Assim que enviou o texto. Olhou para o relógio, sentindo o estômago roncar. Pediu as mesmas omeletes solicitadas dias antes e igual quantidade de cervejas. Enquanto aguardava o pedido chegar, ficou pensando na música que ouviu no carro de Angélica. Lembrou-se de outra que mexia muito com ele. Esforçou-se para se lembrar da letra e da música: Fogueira em alto mar. Usou o aplicativo de música e ficou ouvindo, pensando na irmã de Amadeu e nas mil possibilidades de relacionamento, mas todas elas paravam na aliança e na esposa da arquiteta. “Melhor nem seguir com esse pensamento. Vai que a coisa desce para o coração e aí ninguém mais segura esse trem chamado amor que costuma descarrilhar muitas locomotivas apinhadas de vidas e pessoas”.
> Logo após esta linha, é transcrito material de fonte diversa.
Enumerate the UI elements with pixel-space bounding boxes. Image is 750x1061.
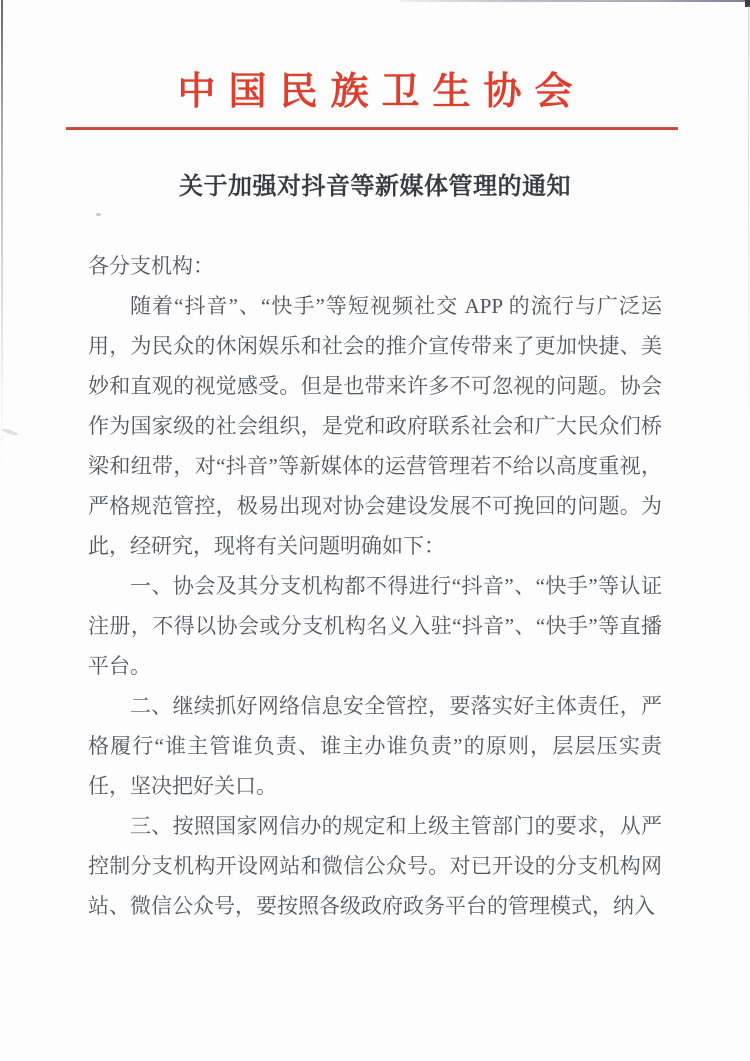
body-paragraph-intro: 随着“抖音”、“快手”等短视频社交 APP 的流行与广泛运用，为民众的休闲娱乐和社会的推介宣传带来了更加快捷、美妙和直观的视觉感受。但是也带来许多不可忽视的问题。协会作为国家级的社会组织，是党和政府联系社会和广大民众们桥梁和纽带，对“抖音”等新媒体的运营管理若不给以高度重视，严格规范管控，极易出现对协会建设发展不可挽回的问题。为此，经研究，现将有关问题明确如下： <box>88 294 662 558</box>
scan-speck <box>96 213 101 216</box>
salutation-line: 各分支机构： <box>88 254 214 278</box>
letterhead-divider-line <box>66 127 678 130</box>
organization-letterhead: 中国民族卫生协会 <box>177 71 586 113</box>
scan-left-edge-shadow <box>1 0 3 470</box>
body-paragraph-item-2: 二、继续抓好网络信息安全管控，要落实好主体责任，严格履行“谁主管谁负责、谁主办谁负责”的原则，层层压实责任，坚决把好关口。 <box>88 694 662 798</box>
scan-right-edge-line <box>748 6 749 446</box>
body-paragraph-item-3: 三、按照国家网信办的规定和上级主管部门的要求，从严控制分支机构开设网站和微信公众号。对已开设的分支机构网站、微信公众号，要按照各级政府政务平台的管理模式，纳入 <box>88 814 662 918</box>
document-title: 关于加强对抖音等新媒体管理的通知 <box>179 174 571 200</box>
scan-top-edge-streak <box>400 0 750 2</box>
document-body <box>0 246 750 926</box>
body-paragraph-item-1: 一、协会及其分支机构都不得进行“抖音”、“快手”等认证注册，不得以协会或分支机构名义入驻“抖音”、“快手”等直播平台。 <box>88 574 662 678</box>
Enquanto abria a última lata de cerveja, Márcio escutou o barulho de mensagem chegando em seu celular. Como não tinha vínculo com a redação do jornal, pelo menos até aquela reportagem maluca terminar, não imaginou quem poderia ser. Exceto Amadeu, contudo, o amalucado ermitão não tinha por hábito entrar em contato com ele àquela hora da noite. “Aliás, desde quando o irmão de Angélica tinha rotina coerente?”, se perguntou o jornalista.  Ao verificar de quem era o remetente, o repórter levou um susto: “Angélica! O que essa mulher quer? Acabou de sair daqui, já mandei o material que me pediu!”, Márcio disse para si mesmo.
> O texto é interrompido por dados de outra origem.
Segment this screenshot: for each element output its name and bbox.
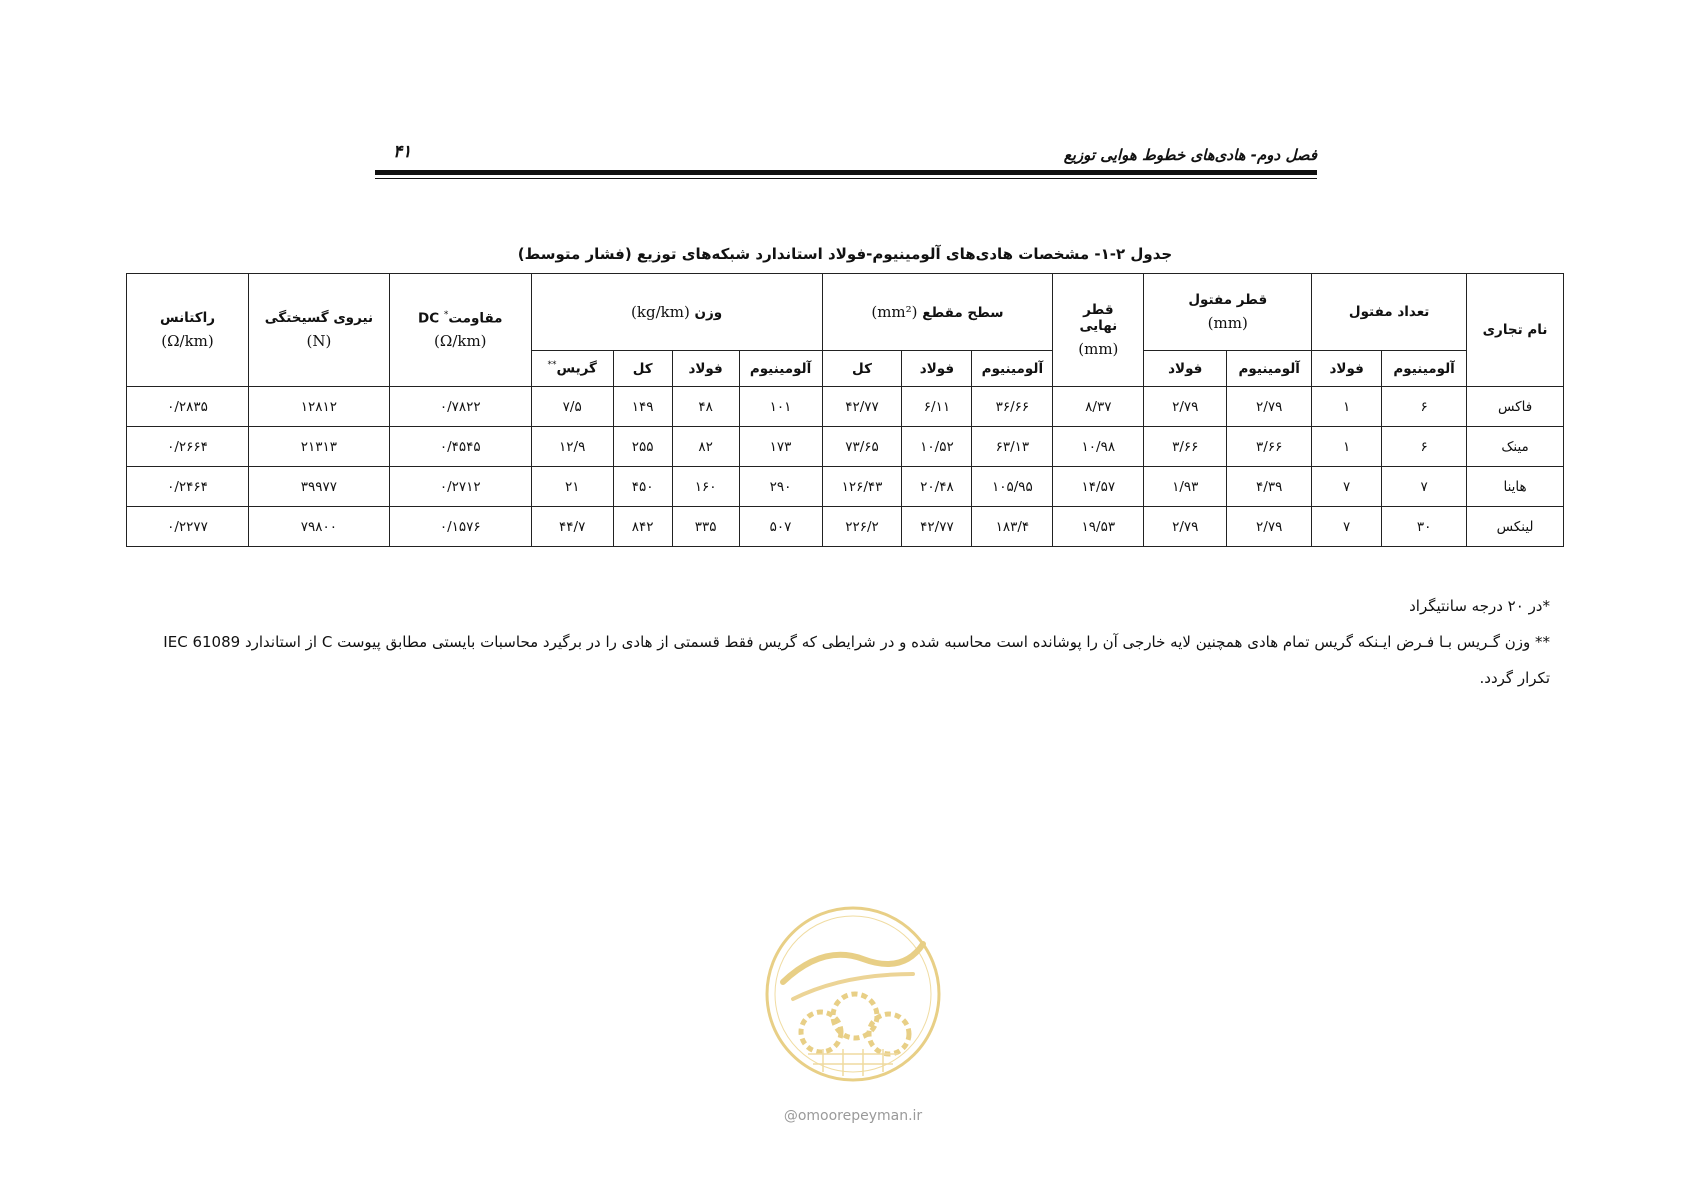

Como sempre, textos na ordem imperativa: faça isso, faça aquilo! “Venha tomar café conosco amanhã. Às 8h em ponto e não aceito desculpas. Quero conversar com o senhor sobre trechos do que me enviara. Abraços! Angélica. PS: Estou aguardando o seu SIM”. Márcio pensou em declinar do convite, mas como fazer isso, depois dela ter praticamente cuidado do ferimento dele. Respondeu a mensagem confirmando a presença. Assim que enviou o conteúdo para Angélica, o repórter recebeu outra mensagem. Pensou que você a arquiteta, porém, era de um número desconhecido: “Senhor Márcio preciso lhe falar com urgência. Coisas do Amadeu. Estou lhe esperando amanhã às 19h na praça do bilhete. Venha só”. Onde deveria vir o nome da pessoa, havia apenas um T.

            Ao contrário de Angélica, esse remetente não queria um retorno, pois não permitiu que Márcio enviasse a resposta. Márcio bem que tentou, mas a informação era de que o número não existia e caso desejasse alguma coisa ou informação deveria entrar em contato com a empresa de telefonia móvel. Rapidamente, o repórter compreendeu de quem se tratava. Melhor não falar nada com ninguém, principalmente com a irmã de Amadeu. Era capaz dela colocar alguém para segui-lo e pegar a pessoa a força.